Es war ihr großer Tag: Für die 36 Schüler, die am Wettbewerb „Schüler im Chefsessel“ teilgenommen und Aufsätze über ihren Tag mit einem Unternehmer verfasst hatten, fand am 8. Mai die Siegerveranstaltung statt.
Ausgezeichnet wurden diejenigen, die ihren Tag im Chefsessel am spannendsten, lebendigsten und interessantesten beschrieben hatten. Aber natürlich wurde auch geprüft, welche Lehren die jungen Leute aus dem direkten Einblick in den Unternehmeralltag gezogen hatten. Können sie sich selbst ein Leben als Chef vorstellen? Welche Fähigkeiten muss ein Unternehmenslenker haben? Die Antworten fielen unterschiedlich aus.

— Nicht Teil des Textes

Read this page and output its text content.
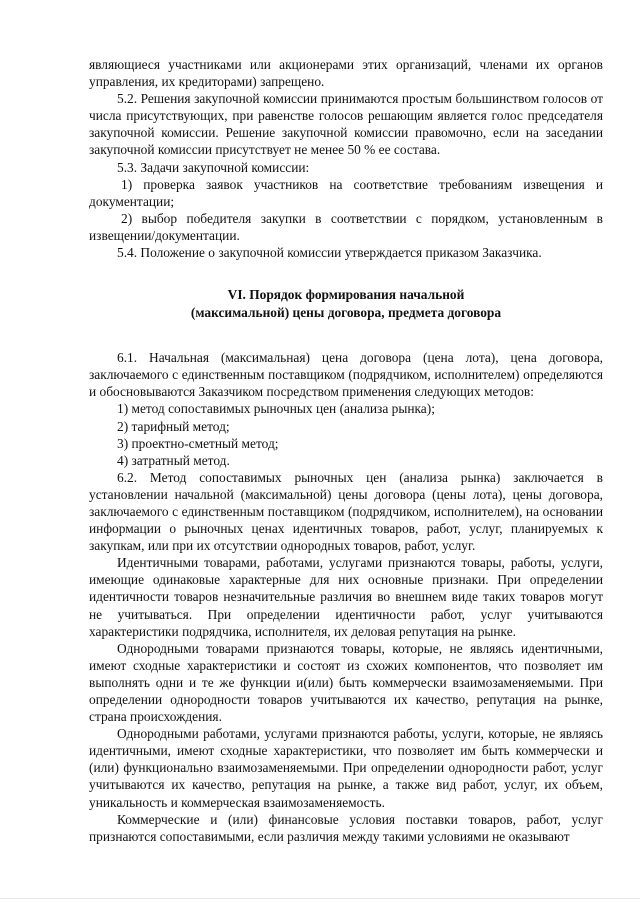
являющиеся участниками или акционерами этих организаций, членами их органов управления, их кредиторами) запрещено.

5.2. Решения закупочной комиссии принимаются простым большинством голосов от числа присутствующих, при равенстве голосов решающим является голос председателя закупочной комиссии. Решение закупочной комиссии правомочно, если на заседании закупочной комиссии присутствует не менее 50 % ее состава.

5.3. Задачи закупочной комиссии:

1) проверка заявок участников на соответствие требованиям извещения и документации;

2) выбор победителя закупки в соответствии с порядком, установленным в извещении/документации.

5.4. Положение о закупочной комиссии утверждается приказом Заказчика.

VI. Порядок формирования начальной
(максимальной) цены договора, предмета договора

6.1. Начальная (максимальная) цена договора (цена лота), цена договора, заключаемого с единственным поставщиком (подрядчиком, исполнителем) определяются и обосновываются Заказчиком посредством применения следующих методов:

1) метод сопоставимых рыночных цен (анализа рынка);

2) тарифный метод;

3) проектно-сметный метод;

4) затратный метод.

6.2. Метод сопоставимых рыночных цен (анализа рынка) заключается в установлении начальной (максимальной) цены договора (цены лота), цены договора, заключаемого с единственным поставщиком (подрядчиком, исполнителем), на основании информации о рыночных ценах идентичных товаров, работ, услуг, планируемых к закупкам, или при их отсутствии однородных товаров, работ, услуг.

Идентичными товарами, работами, услугами признаются товары, работы, услуги, имеющие одинаковые характерные для них основные признаки. При определении идентичности товаров незначительные различия во внешнем виде таких товаров могут не учитываться. При определении идентичности работ, услуг учитываются характеристики подрядчика, исполнителя, их деловая репутация на рынке.

Однородными товарами признаются товары, которые, не являясь идентичными, имеют сходные характеристики и состоят из схожих компонентов, что позволяет им выполнять одни и те же функции и(или) быть коммерчески взаимозаменяемыми. При определении однородности товаров учитываются их качество, репутация на рынке, страна происхождения.

Однородными работами, услугами признаются работы, услуги, которые, не являясь идентичными, имеют сходные характеристики, что позволяет им быть коммерчески и (или) функционально взаимозаменяемыми. При определении однородности работ, услуг учитываются их качество, репутация на рынке, а также вид работ, услуг, их объем, уникальность и коммерческая взаимозаменяемость.

Коммерческие и (или) финансовые условия поставки товаров, работ, услуг признаются сопоставимыми, если различия между такими условиями не оказывают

Es war der Moment, auf den alle gewartet hatten: Wer gewinnt den ersten Platz? Es war Leon Schlagintweit, und auf die Bühne kam – sein Vater. Leon befand sich zum Zeitpunkt der Preisverleihung bei einem Schüleraustausch in der Ukraine, sollte für den Fall der Fälle aber unbedingt eine würdige Vertretung haben. So nahmen seine Eltern die Ehrung für einen Text entgegen, der vor allem durch handwerkliches Können besticht und an eine journalistische Reportage erinnert. Ganz geheuer war Leon der bevorstehende Tag nicht, als er morgens vor der Tür von Loxxess Pharma in Wolfratshausen stand. Wie würde er sein, der Chef, der „Proto-Kapitalist“, mit dem er nun einen Tag verbringen würde? Geschickt lässt Leon gängige Klischees und Mythen Revue passieren, ehe er in den Text einsteigt und sie den eigenen Erlebnissen gegenüberstellt. Das Resultat: Der Leser wird förmlich in den Text „hineingezogen“ und kann gar nicht anders als weiterzulesen. Somit werden wir zwangsläufig zu Zeugen des Selbstversuchs „Unternehmersein“ und nehmen an jedem Gedankenzug des Jungen teil.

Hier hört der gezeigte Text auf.